Hailed by members of the audience as “the most inspirational design speech made in Dubai for 20 years” urbanist Sou Fujimoto took to the stage at designMENA Summit to highlight the relationship between nature and architecture.
Following a whirlwind trip from his native Japan to Chicago, then onto Dubai via New York, the 43-year-old – named by The Wall Street Journal as “Architecture Innovator of the Year” – laughed as he told the assembled members of the Middle East’s exterior and interior design community “I run and run and run and finally I get here”.
Fujimoto opened his keynote address by saying: “It is more and more exciting to see that architecture is becoming the equal of nature.
“What I am trying to do is to create architecture as a representation of nature.”
He explained that much of his formative years had been spent in a rural part of Japan’s northern major island, Hokkaido, before moving to urban environments including Tokyo.
“I spent much of my time when I was young playing in the forest,” he said. “Then it was the opposite. I had 20 years of nature then 20 years of urban living. This is a nice blend in my mind. For me, nature is comfortable – but open. Among the trees there are cosy spaces and you feel protected.
“In Tokyo it appears that things are completely different. The messy city is made of artificial things – lots of small pieces. But you are surrounded by them. So again you can feel protected, but in an open environment. This creates an atmosphere – and space is created organically almost the same way as in the forest. It was very exciting for me to realise this.
“I tried to see how to treat architecture and nature in such a way that they mix together – to form a new integration.”
Fujimoto then took the audience on a tour of some of his projects using slides and his commentary, starting with London’s Serpentine Gallery – a temporary structure designed by a different architect each year which houses concerts and art exhibitions in London’s Hyde Park.
He said his two initial designs were rejected as being “too Sou Fujimoto” and “not enough Sou Fujimoto” – before his idea of using white steel pipes to form a grid-like structure largely open to its surroundings was accepted.
“The site is surrounded by beautiful green grass and trees and I wanted people to experience that,” he said. “I created a multi-use café where people could relax – but which could also function as an auditorium or night club. Everything about the design was straight and 90% was super-artificial but the whole impression was also really soft – like a cloud.
“There were no walls and no windows – sometimes it was really transparent – but also sometimes really opaque. The landscape was also made by the people. Some would find a cosy narrow space to be alone, others, maybe five friends, would find a dynamic space for dynamic conversation.”
A Middle Eastern project Fujimoto highlighted was a towering shopping mall designed for the desert – which won a competition but has never been built.
“I use it in all my presentations in the hope that there is a client in the audience who likes it enough to want to commission it, so if anyone is interested, please email me,” he told the assembly.
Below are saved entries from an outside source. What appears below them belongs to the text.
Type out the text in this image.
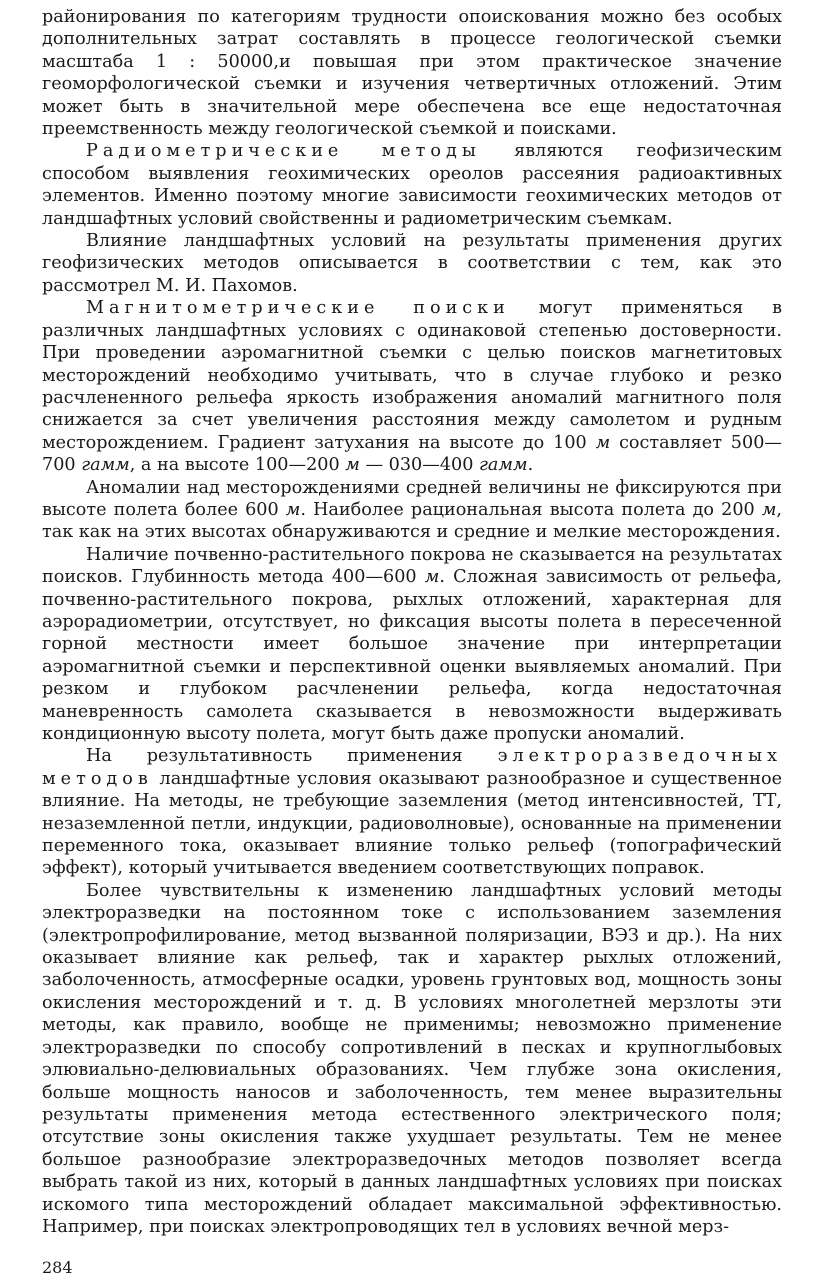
районирования по категориям трудности опоискования можно без особых дополнительных затрат составлять в процессе геологической съемки масштаба 1 : 50000,и повышая при этом практическое значение геоморфологической съемки и изучения четвертичных отложений. Этим может быть в значительной мере обеспечена все еще недостаточная преемственность между геологической съемкой и поисками.

Радиометрические методы являются геофизическим способом выявления геохимических ореолов рассеяния радиоактивных элементов. Именно поэтому многие зависимости геохимических методов от ландшафтных условий свойственны и радиометрическим съемкам.

Влияние ландшафтных условий на результаты применения других геофизических методов описывается в соответствии с тем, как это рассмотрел М. И. Пахомов.

Магнитометрические поиски могут применяться в различных ландшафтных условиях с одинаковой степенью достоверности. При проведении аэромагнитной съемки с целью поисков магнетитовых месторождений необходимо учитывать, что в случае глубоко и резко расчлененного рельефа яркость изображения аномалий магнитного поля снижается за счет увеличения расстояния между самолетом и рудным месторождением. Градиент затухания на высоте до 100 м составляет 500—700 гамм, а на высоте 100—200 м — 030—400 гамм.

Аномалии над месторождениями средней величины не фиксируются при высоте полета более 600 м. Наиболее рациональная высота полета до 200 м, так как на этих высотах обнаруживаются и средние и мелкие месторождения.

Наличие почвенно-растительного покрова не сказывается на результатах поисков. Глубинность метода 400—600 м. Сложная зависимость от рельефа, почвенно-растительного покрова, рыхлых отложений, характерная для аэрорадиометрии, отсутствует, но фиксация высоты полета в пересеченной горной местности имеет большое значение при интерпретации аэромагнитной съемки и перспективной оценки выявляемых аномалий. При резком и глубоком расчленении рельефа, когда недостаточная маневренность самолета сказывается в невозможности выдерживать кондиционную высоту полета, могут быть даже пропуски аномалий.

На результативность применения электроразведочных методов ландшафтные условия оказывают разнообразное и существенное влияние. На методы, не требующие заземления (метод интенсивностей, ТТ, незаземленной петли, индукции, радиоволновые), основанные на применении переменного тока, оказывает влияние только рельеф (топографический эффект), который учитывается введением соответствующих поправок.

Более чувствительны к изменению ландшафтных условий методы электроразведки на постоянном токе с использованием заземления (электропрофилирование, метод вызванной поляризации, ВЭЗ и др.). На них оказывает влияние как рельеф, так и характер рыхлых отложений, заболоченность, атмосферные осадки, уровень грунтовых вод, мощность зоны окисления месторождений и т. д. В условиях многолетней мерзлоты эти методы, как правило, вообще не применимы; невозможно применение электроразведки по способу сопротивлений в песках и крупноглыбовых элювиально-делювиальных образованиях. Чем глубже зона окисления, больше мощность наносов и заболоченность, тем менее выразительны результаты применения метода естественного электрического поля; отсутствие зоны окисления также ухудшает результаты. Тем не менее большое разнообразие электроразведочных методов позволяет всегда выбрать такой из них, который в данных ландшафтных условиях при поисках искомого типа месторождений обладает максимальной эффективностью. Например, при поисках электропроводящих тел в условиях вечной мерз-

284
“The whole structure would be made of arch shapes, in a repeating grid” he said. “The site is big with a huge void inside the building which would bring in cooler air for natural ventilation. The structure itself would work as a sunshade.
“The Middle East climate and culture were all new to me but in the region everything is possible. Crazy ideas can be realised.”
A public toilet in Japan in a glass box surrounded by grass and trees but shielded by a black fence which rapidly became a tourist attraction, was the next project Fujimoto highlighted.
He then outlined his design for a library which he likened to a forest, but packed with books instead of trees.
“It’s artificial but the experience is organic” he explained. “Through openings in the bookshelves you can see into the spaces beyond, you can see somethings but not everything. As you walk through you can experience endless sensations.”
Fujimoto then showcased a residential project in Montpellier, southern France, which featured two or three balconies projecting out of each apartment to highlight the region’s outdoor lifestyle.
“This part of France, on the Mediterranean coast, has very good weather,” he said. “Traditionally life is lived out-of-doors and I wanted to bring this into contemporary architecture with these big balconies. They are the main part of the design, the inside rooms are a supporting factor.
“I am looking forward to the time when the building becomes occupied, with people who want to live their lives outside, placing their deck chairs on the balconies. This will be when I feel the project is finally completed.”
Fujimoto also focused on his Forest of Music hall outside the Hungarian capital of Budapest which was inspired by a woodland canopy with sunlight entering through apertures in its roof.
“It’s a museum of music and an auditorium,” he explained. “The forest itself was already like a music hall, with light coming down through the trees. I recreated this feeling with a perforated roof and transparent walls at ground level. Some trees even penetrate the roof.
“What I am trying to do is recreate the essence nature and bring it into architecture.”